Premier Shopping at Penn Square - 405 Magazine

Premier Shopping at Penn Square

A look back at the open-air beginning of long-lived shopping center of attention Penn Square Mall.

 


Back in the days of bobby socks and Brylcreem, Oklahoma City saw the opening of one of its primary shopping centers. The year was 1960: A young John F. Kennedy would be elected President in the fall, Elvis Presley was completing his two-year stint in the Army and the Everly Brothers were topping the charts with “Cathy’s Clown.”
 

And during that same year, the marvelous Penn Square Mall opened for business.

Located at the corner of Northwest Highway and Pennsylvania Avenue, Penn Square was anchored by Montgomery Ward on the east end and John A. Brown on the west. There was also a Rothschild’s, as well as everyone’s favorite eatery of the day, Val Gene’s Cafeteria.

“I grew up in the nearby Mayfair neighborhood,” remembers Oklahoma City resident Guy Lookabaugh. “It was just about three blocks to Penn Square, so I would walk over there quite often.

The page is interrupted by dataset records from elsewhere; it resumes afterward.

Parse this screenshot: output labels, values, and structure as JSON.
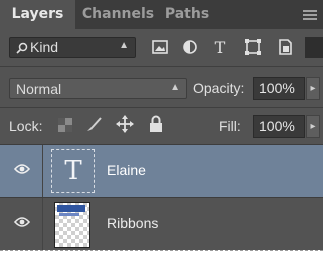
{
  "tabs": [
    {
      "label": "Layers",
      "active": true
    },
    {
      "label": "Channels",
      "active": false
    },
    {
      "label": "Paths",
      "active": false
    }
  ],
  "filter": {
    "kind_label": "Kind",
    "icons": [
      "pixel-filter-icon",
      "adjustment-filter-icon",
      "type-filter-icon",
      "shape-filter-icon",
      "smart-object-filter-icon"
    ]
  },
  "blend": {
    "mode": "Normal",
    "opacity_label": "Opacity:",
    "opacity_value": "100%"
  },
  "lock": {
    "label": "Lock:",
    "fill_label": "Fill:",
    "fill_value": "100%"
  },
  "layers": [
    {
      "name": "Elaine",
      "type": "text",
      "selected": true,
      "visible": true
    },
    {
      "name": "Ribbons",
      "type": "image",
      "selected": false,
      "visible": true
    }
  ],
  "colors": {
    "panel_bg": "#535353",
    "tabbar_bg": "#3c3c3c",
    "selected_row": "#6f8299"
  }
}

One of my favorite things to do was go to the candy counter at John A. Brown – they always had the best candy!”

Penn Square was originally built as an open-air shopping center, quite unlike the mammoth mall it is known as today.

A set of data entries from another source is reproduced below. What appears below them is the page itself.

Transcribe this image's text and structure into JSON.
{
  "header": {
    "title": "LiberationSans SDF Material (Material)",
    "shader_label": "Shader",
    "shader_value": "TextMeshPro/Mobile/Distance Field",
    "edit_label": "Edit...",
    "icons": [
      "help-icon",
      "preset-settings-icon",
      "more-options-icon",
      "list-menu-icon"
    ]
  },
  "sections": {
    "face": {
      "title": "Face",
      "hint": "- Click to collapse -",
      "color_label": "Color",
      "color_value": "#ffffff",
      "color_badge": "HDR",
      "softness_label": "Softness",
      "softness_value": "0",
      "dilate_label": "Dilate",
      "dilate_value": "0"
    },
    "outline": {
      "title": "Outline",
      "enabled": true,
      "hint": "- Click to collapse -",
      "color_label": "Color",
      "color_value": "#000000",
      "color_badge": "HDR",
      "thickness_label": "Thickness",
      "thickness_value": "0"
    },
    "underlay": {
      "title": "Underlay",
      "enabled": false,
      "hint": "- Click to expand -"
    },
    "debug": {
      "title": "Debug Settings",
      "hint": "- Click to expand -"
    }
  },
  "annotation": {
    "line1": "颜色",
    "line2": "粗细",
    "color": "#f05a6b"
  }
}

“It was so much different back then,” Lookabaugh says. “But it was so much fun. Today, if you go over to the Outlet Mall on I-40, that sort of reminds me of what Penn Square was like when I was a kid.”

By the 1980s, other malls such as Quail Springs and Crossroads were becoming major shopping hubs, and Penn Square was enclosed in 1982. A few years later, additional renovations began and a second level was added, as well as couple of new anchor stores, a food court and a three-level parking garage.

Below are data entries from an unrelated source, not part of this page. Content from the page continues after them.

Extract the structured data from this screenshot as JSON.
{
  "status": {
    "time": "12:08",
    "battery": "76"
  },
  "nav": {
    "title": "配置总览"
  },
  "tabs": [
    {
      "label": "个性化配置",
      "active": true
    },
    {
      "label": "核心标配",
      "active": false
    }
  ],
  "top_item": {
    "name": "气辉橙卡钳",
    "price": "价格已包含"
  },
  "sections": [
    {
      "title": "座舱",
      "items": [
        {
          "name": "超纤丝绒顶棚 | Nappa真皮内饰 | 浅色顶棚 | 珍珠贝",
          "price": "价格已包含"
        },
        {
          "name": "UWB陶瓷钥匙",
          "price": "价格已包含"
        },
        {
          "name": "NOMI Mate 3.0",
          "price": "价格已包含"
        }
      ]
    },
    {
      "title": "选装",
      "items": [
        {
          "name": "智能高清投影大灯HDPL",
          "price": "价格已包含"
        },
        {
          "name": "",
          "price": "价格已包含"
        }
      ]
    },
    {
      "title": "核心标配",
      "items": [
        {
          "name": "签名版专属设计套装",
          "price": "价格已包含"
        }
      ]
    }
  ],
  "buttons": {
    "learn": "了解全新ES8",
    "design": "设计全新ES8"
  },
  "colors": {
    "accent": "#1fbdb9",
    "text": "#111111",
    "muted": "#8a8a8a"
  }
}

Today, Penn Square Mall remains a center of commerce, home to 145 stores and a state-of-the-art movie theater, and it has grown to more than 1 million square feet of premium shopping space.

“These days, I’m a little farther away than three blocks,” says Lookabaugh, “but I still enjoy going to Penn Square when I can. I just wish the John A. Brown candy counter was still there.”